Graduate medical, dental and vision insurance

 

8. Leave of absence


Continuous enrollment

To maintain "good standing," all graduate students are required to enroll in a minimum of three (3) graduate credits each fall and spring semester until they graduate. All students holding assistantships (whether teaching or research assistantships) are required to enroll in a minimum of six (6) graduate credits each semester they hold the assistantship. International students may be required to enroll in nine graduate credits each fall and spring semester, depending on their visa requirements.

Leave of absence

Students in good standing may request a leave of absence by completing a leave of absence form available on the Graduate School's student forms page during which time they are not required to maintain continuous registration. Usually, a leave of absence is approved for one or two semesters.
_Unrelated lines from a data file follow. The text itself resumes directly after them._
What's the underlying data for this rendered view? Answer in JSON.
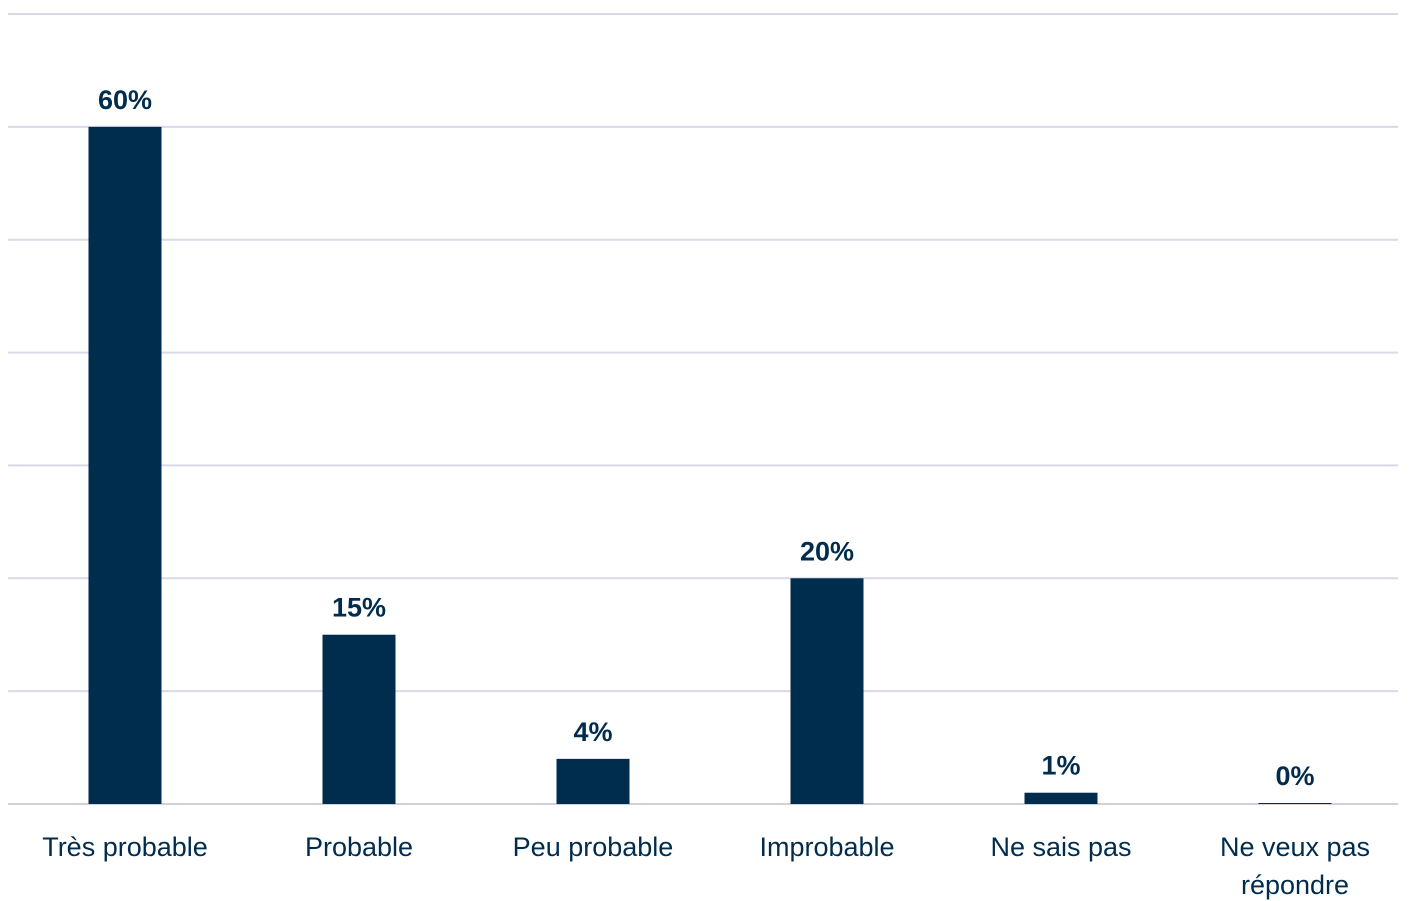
{
  "chart_data": {
    "type": "bar",
    "categories": [
      "Très probable",
      "Probable",
      "Peu probable",
      "Improbable",
      "Ne sais pas",
      "Ne veux pas répondre"
    ],
    "category_lines": [
      [
        "Très probable"
      ],
      [
        "Probable"
      ],
      [
        "Peu probable"
      ],
      [
        "Improbable"
      ],
      [
        "Ne sais pas"
      ],
      [
        "Ne veux pas",
        "répondre"
      ]
    ],
    "values": [
      60,
      15,
      4,
      20,
      1,
      0
    ],
    "data_labels": [
      "60%",
      "15%",
      "4%",
      "20%",
      "1%",
      "0%"
    ],
    "ylim": [
      0,
      70
    ],
    "grid": true,
    "bar_color": "#002c4e",
    "grid_color": "#d9d9e8"
  }
}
The leave of absence request may be extended by the student filing an additional leave of absence form. Students applying for a leave of absence should not have any "incomplete" grades, which could be changed to "F" and have a detrimental impact on their cumulative GPA. Requests for leave of absences must be received by the Graduate School no later than the last day of enrollment for the semester the leave is to begin.

Reinstatement

When a student has been absent for one semester or more without an approved leave of absence, he or she may request reinstatement via the Reinstatement form (available on the Graduate School's student forms page). This form allows the program to recommend the student be re-admitted to their graduate program based on their previous admission OR require the student to re-apply for access, requiring students to submit a new application for admission and pay the application fee. The Notice of Reinstatement to Graduate Standing must be received by the Graduate School no later than the last day of enrollment for the semester the reinstatement is to begin.

 

9. Graduate Student Association


The Graduate Student Association (GSA) represents all graduate students and promotes the welfare and interests of the graduate students at the University of Nevada, Reno. The GSA works closely with appropriate university administrative offices, including the Graduate School and Student Services, and reports to the President of the University. The GSA government functioned through the Council of Representatives, Executive Council, and established committees.

Graduate Student Association

 

10. Graduate School forms


Please refer to the Graduate School's students forms page for all forms available at The Graduate School.